PCIe DMA read from NX memory is slow
I have an Intel based PC connected to the x4 PCIe slot of the Orin NX system, using two PCIe Gen3 switch cards. The PCIe switch on the PC is configured with an NT endpoint, which provides the PC an interface to access NX memory. I have a simple driver to allocate memory on NX using dma_alloc_coherent(). The software on the PC DMAs to/from the allocated buffers on NX through the NT Bridge’s memory window (BAR).
I have finally got both PCIe DMA reads and write working, so that the PC can read and write to/from NX RAM, but for some reason the DMA read speeds much slower than the write speeds.
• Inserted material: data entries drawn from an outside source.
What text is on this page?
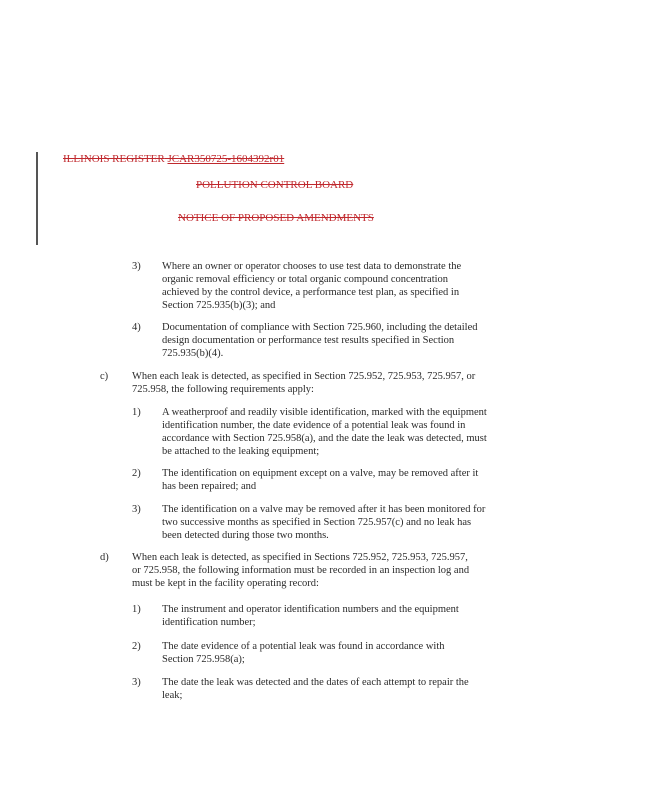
ILLINOIS REGISTER JCAR350725-1604392r01
POLLUTION CONTROL BOARD
NOTICE OF PROPOSED AMENDMENTS
3) Where an owner or operator chooses to use test data to demonstrate the organic removal efficiency or total organic compound concentration achieved by the control device, a performance test plan, as specified in Section 725.935(b)(3); and
4) Documentation of compliance with Section 725.960, including the detailed design documentation or performance test results specified in Section 725.935(b)(4).
c) When each leak is detected, as specified in Section 725.952, 725.953, 725.957, or 725.958, the following requirements apply:
1) A weatherproof and readily visible identification, marked with the equipment identification number, the date evidence of a potential leak was found in accordance with Section 725.958(a), and the date the leak was detected, must be attached to the leaking equipment;
2) The identification on equipment except on a valve, may be removed after it has been repaired; and
3) The identification on a valve may be removed after it has been monitored for two successive months as specified in Section 725.957(c) and no leak has been detected during those two months.
d) When each leak is detected, as specified in Sections 725.952, 725.953, 725.957, or 725.958, the following information must be recorded in an inspection log and must be kept in the facility operating record:
1) The instrument and operator identification numbers and the equipment identification number;
2) The date evidence of a potential leak was found in accordance with Section 725.958(a);
3) The date the leak was detected and the dates of each attempt to repair the leak;
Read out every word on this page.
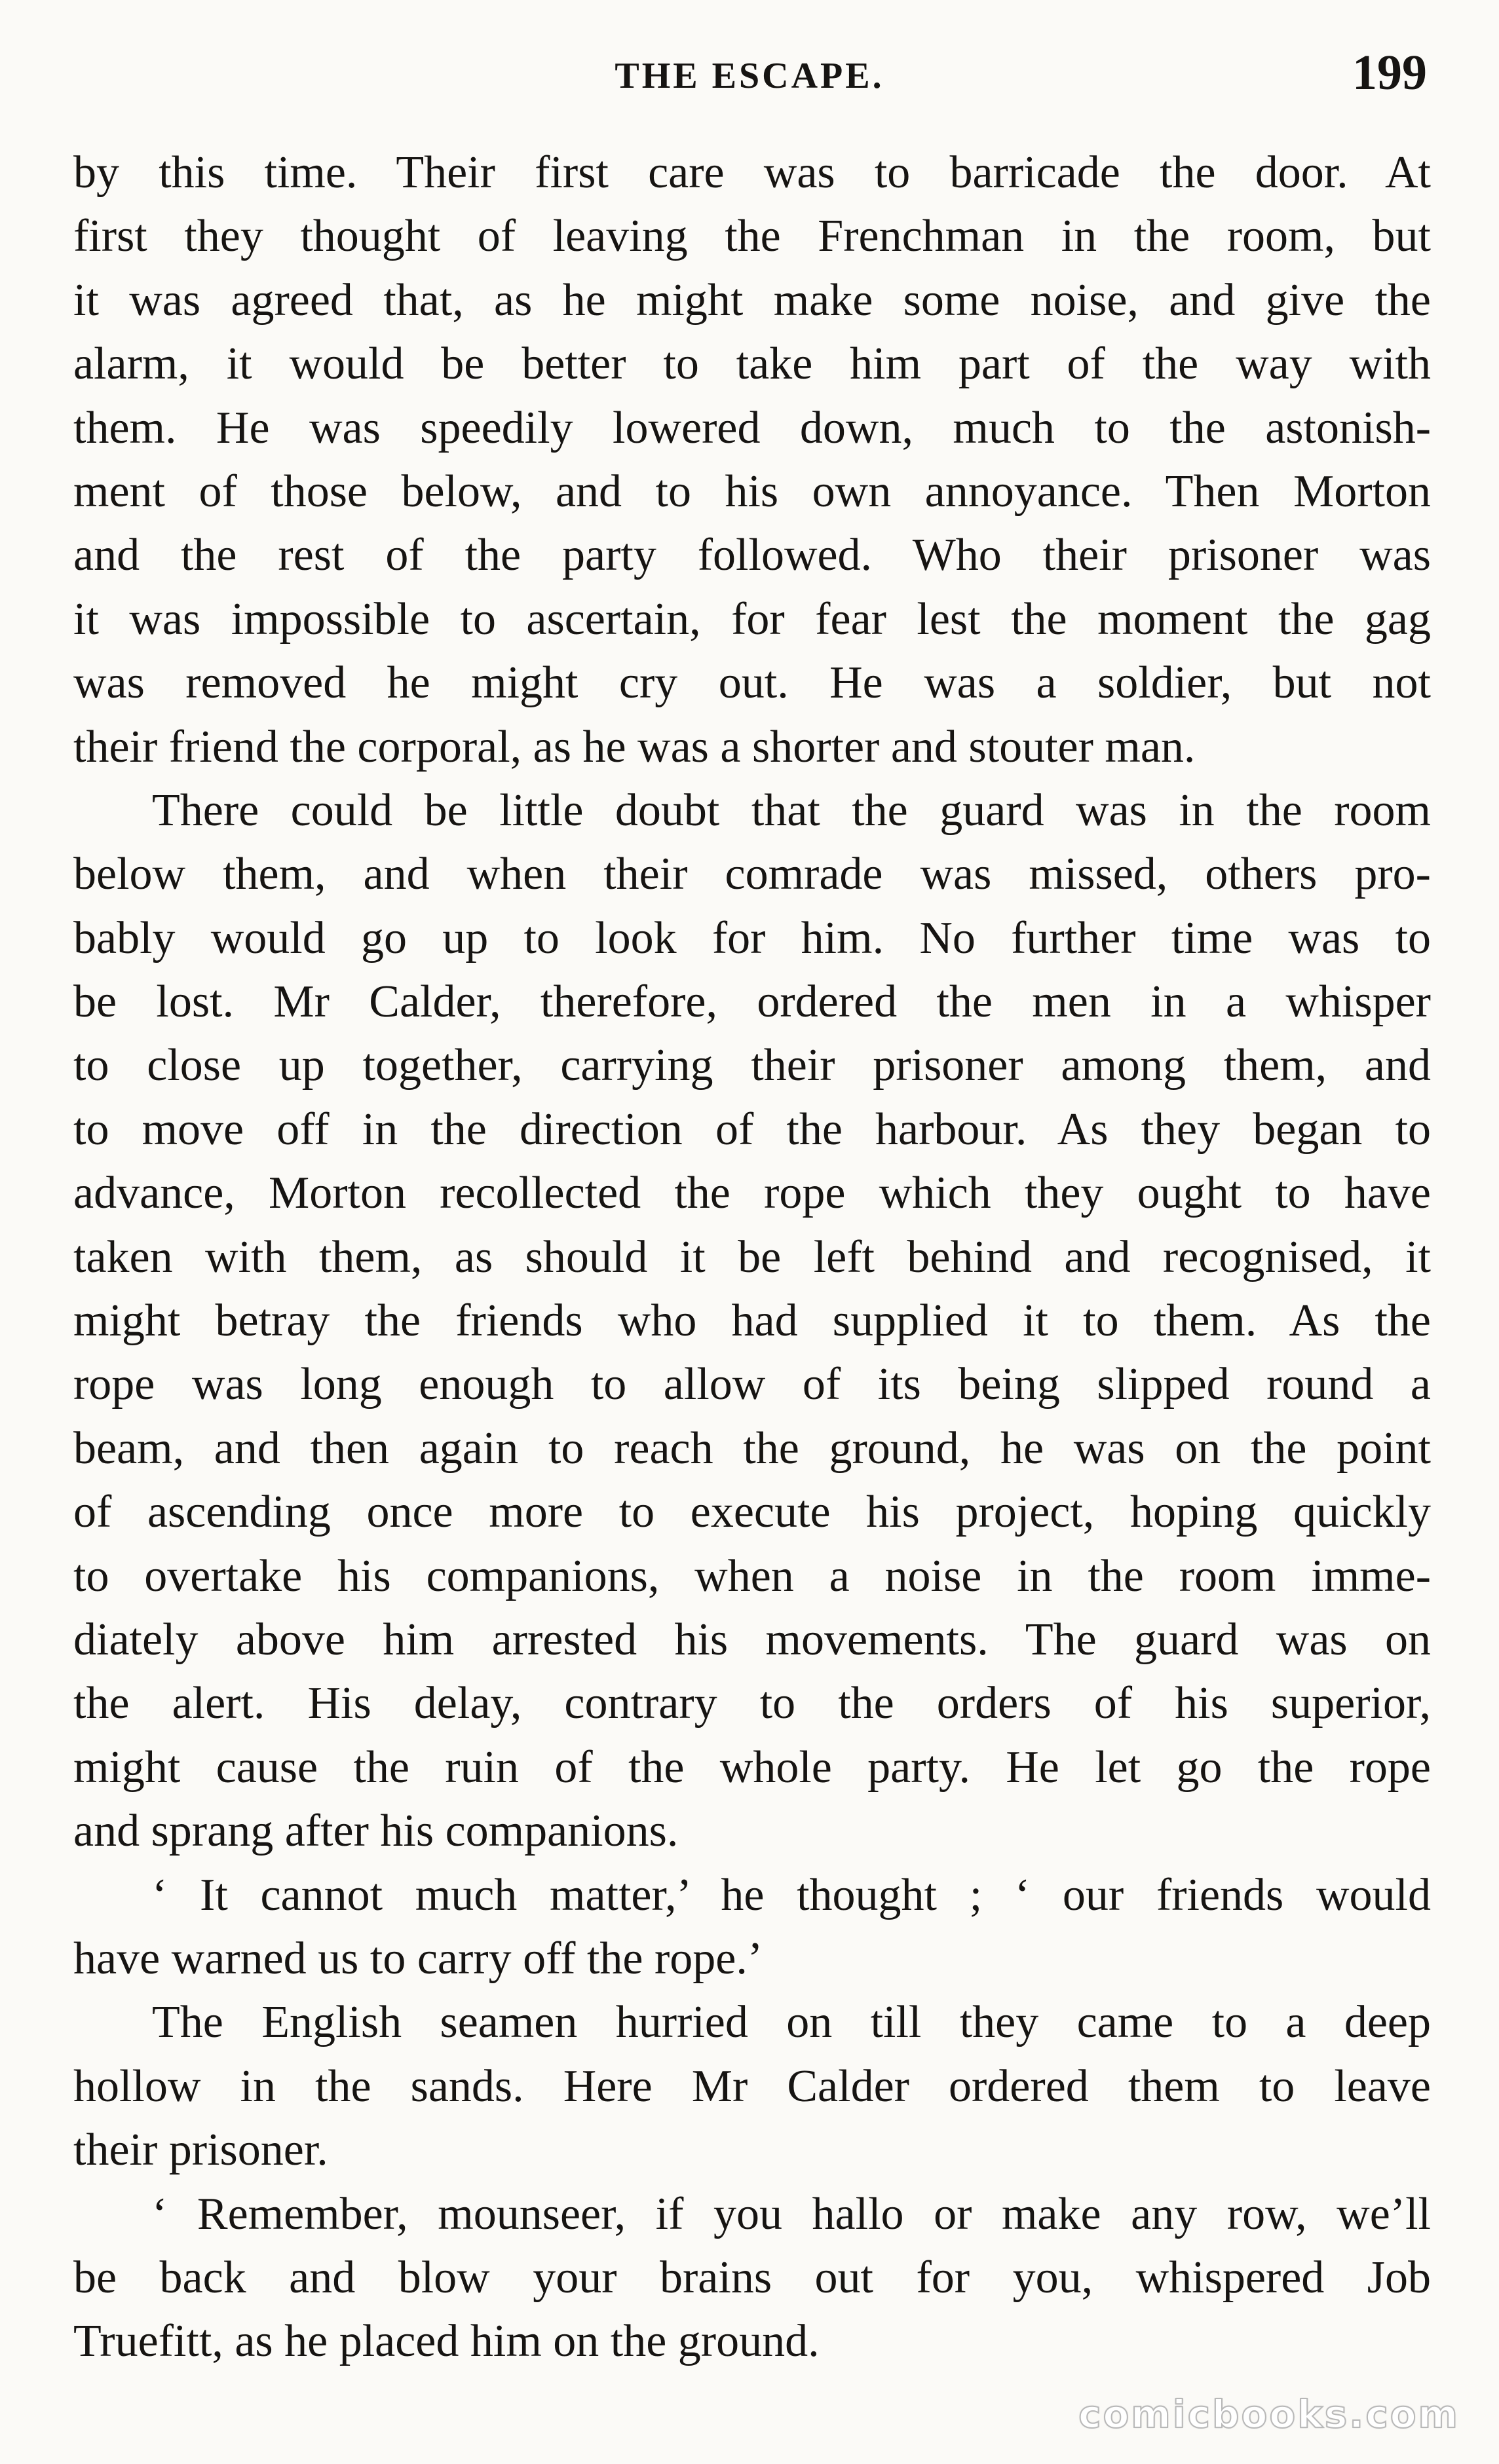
THE ESCAPE.	199
by this time. Their first care was to barricade the door. At
first they thought of leaving the Frenchman in the room, but
it was agreed that, as he might make some noise, and give the
alarm, it would be better to take him part of the way with
them. He was speedily lowered down, much to the astonish-
ment of those below, and to his own annoyance. Then Morton
and the rest of the party followed. Who their prisoner was
it was impossible to ascertain, for fear lest the moment the gag
was removed he might cry out. He was a soldier, but not
their friend the corporal, as he was a shorter and stouter man.
There could be little doubt that the guard was in the room
below them, and when their comrade was missed, others pro-
bably would go up to look for him. No further time was to
be lost. Mr Calder, therefore, ordered the men in a whisper
to close up together, carrying their prisoner among them, and
to move off in the direction of the harbour. As they began to
advance, Morton recollected the rope which they ought to have
taken with them, as should it be left behind and recognised, it
might betray the friends who had supplied it to them. As the
rope was long enough to allow of its being slipped round a
beam, and then again to reach the ground, he was on the point
of ascending once more to execute his project, hoping quickly
to overtake his companions, when a noise in the room imme-
diately above him arrested his movements. The guard was on
the alert. His delay, contrary to the orders of his superior,
might cause the ruin of the whole party. He let go the rope
and sprang after his companions.
‘ It cannot much matter,’ he thought ; ‘ our friends would
have warned us to carry off the rope.’
The English seamen hurried on till they came to a deep
hollow in the sands. Here Mr Calder ordered them to leave
their prisoner.
‘ Remember, mounseer, if you hallo or make any row, we’ll
be back and blow your brains out for you, whispered Job
Truefitt, as he placed him on the ground.
comicbooks.com
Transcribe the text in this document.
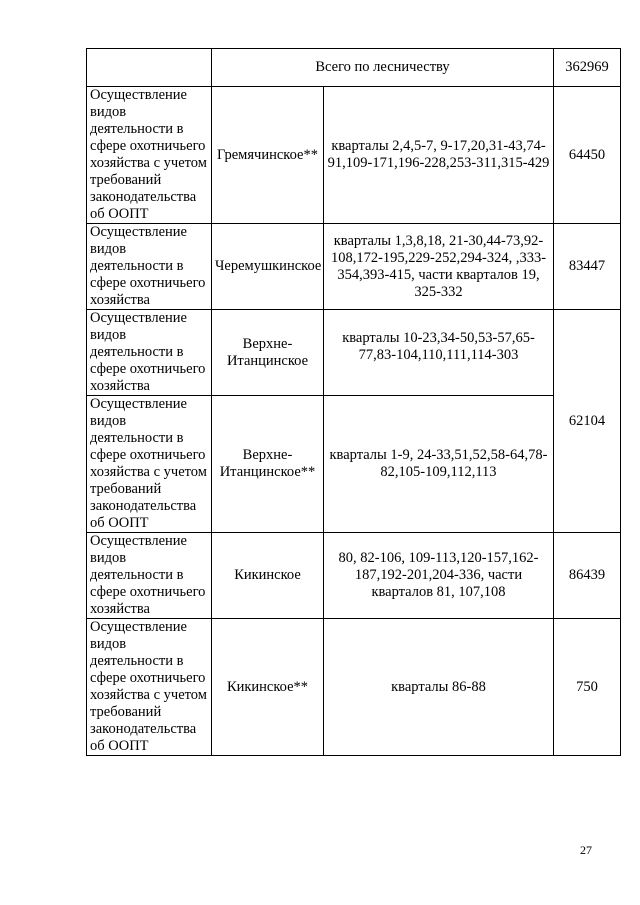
	Всего по лесничеству		362969
Осуществление видов деятельности в сфере охотничьего хозяйства с учетом требований законодательства об ООПТ	Гремячинское**	кварталы 2,4,5-7, 9-17,20,31-43,74-91,109-171,196-228,253-311,315-429	64450
Осуществление видов деятельности в сфере охотничьего хозяйства	Черемушкинское	кварталы 1,3,8,18, 21-30,44-73,92-108,172-195,229-252,294-324, ,333-354,393-415, части кварталов 19, 325-332	83447
Осуществление видов деятельности в сфере охотничьего хозяйства	Верхне-Итанцинское	кварталы 10-23,34-50,53-57,65-77,83-104,110,111,114-303	62104
Осуществление видов деятельности в сфере охотничьего хозяйства с учетом требований законодательства об ООПТ	Верхне-Итанцинское**	кварталы 1-9, 24-33,51,52,58-64,78-82,105-109,112,113	
Осуществление видов деятельности в сфере охотничьего хозяйства	Кикинское	80, 82-106, 109-113,120-157,162-187,192-201,204-336, части кварталов 81, 107,108	86439
Осуществление видов деятельности в сфере охотничьего хозяйства с учетом требований законодательства об ООПТ	Кикинское**	кварталы 86-88	750
27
For example, for DMA writes to NX RAM I’m getting around 3620 MB/s, while DMA read from NX RAM is only 1450 MB/s. These rates are after running jetson_clocks on NX, which helped to improve performance slightly. I have also tried setting the nvpmodel to 0 (MAXN), but that doesn’t seem to help performance much. I’d expect PCIe reads to be slower than writes, but not less than half of the write rates.
When run the same test with two PCs instead of the Orin NX, the DMA read rates are much closer to the DMA write rate. The DMA writes with two PCs were 3620 MB/s and DMA reads were around 3200 MB/s.
Why are PCIe DMA reads so much slower from an Orin NX board? Is there any power management capabilities that might be bottlenecking PCIe DMA reads from NX RAM? Is there anything I can adjust in PCIe configuration space or in the device tree that might help improve a PCIe device’s DMA read performance from NX memory?